Mme Vanina Paoli-Gagin, rapporteur. - Nous poursuivons nos auditions aujourd'hui en accueillant Mme Delphine d'Amarzit, présidente-directrice générale d'Euronext Paris. Diplômée de Sciences Po Paris, ancienne élève de l'École nationale d'administration (ENA) et membre de l'Inspection générale des finances, madame, vous entamez votre carrière au sein de la Direction générale du Trésor (DGT). Après plusieurs passages en cabinet ministériel, où vous conseillez notamment François Fillon lors de la crise financière de 2008, vous rejoignez Canal+, puis Orange Bank, avant d'être nommée, il y a un an, présidente-directrice générale d'Euronext Paris.
Dans le cadre de cette mission d'information, nous nous interrogeons sur l'industrialisation des innovations issues de la recherche française.

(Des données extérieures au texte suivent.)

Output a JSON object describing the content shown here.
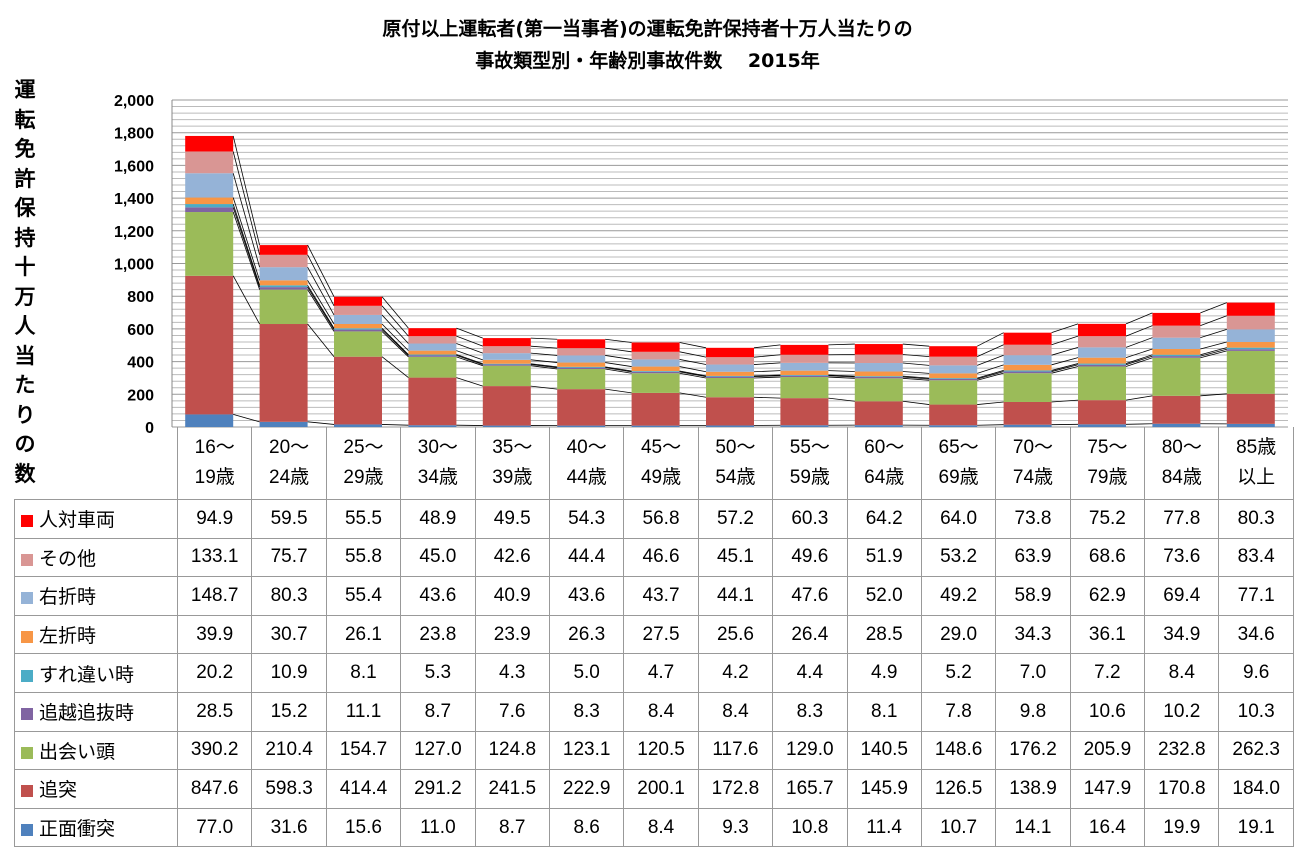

Nous cherchons à comprendre quels sont les freins au développement industriel et au financement des innovations industrielles issues de partenariats de recherche.
Nos auditions ont souligné des évolutions positives dans la structuration d'un écosystème de financement et d'accompagnement des entreprises de la Tech, du software et du numérique. Cette structuration semble particulièrement satisfaisante au niveau des créations d'entreprises et des capitaux d'amorçage des start-up, mais encore lacunaire au niveau des fonds de croissance et de la capacité des entreprises innovantes à se financer de façon massive sur les marchés européens de capitaux.
Sur ce point, le rôle d'Euronext a été critiqué. Son incapacité à rivaliser avec le Nasdaq américain ou le Star Market chinois a été soulignée à plusieurs reprises. Alors que de plus en plus de licornes françaises et européennes apparaissent, la capacité d'Euronext à les attirer et à les inciter à se financer sur les marchés financiers européens devient urgente. Il semble ainsi que la très récente initiative « Tech Leaders » répondrait en partie à ces inquiétudes. Nous sommes bien évidemment curieux d'en apprendre davantage sur ce nouveau segment de marché consacré aux entreprises technologiques à forte croissance.
Les auditions ont également mis en évidence un angle mort des récentes politiques de financement et de soutien à l'innovation : l'accompagnement des start-up industrielles innovantes.
Les spécificités liées au secteur industriel, ses perspectives de rendement à plus long terme et ses besoins plus importants en capitaux semblent désintéresser les investisseurs, en particulier sur les marchés financiers européens. Nous souhaiterions mieux comprendre pourquoi et identifier avec vous les leviers et mesures qu'il pourrait être intelligent de prendre afin de faciliter la croissance et le financement de ces entreprises.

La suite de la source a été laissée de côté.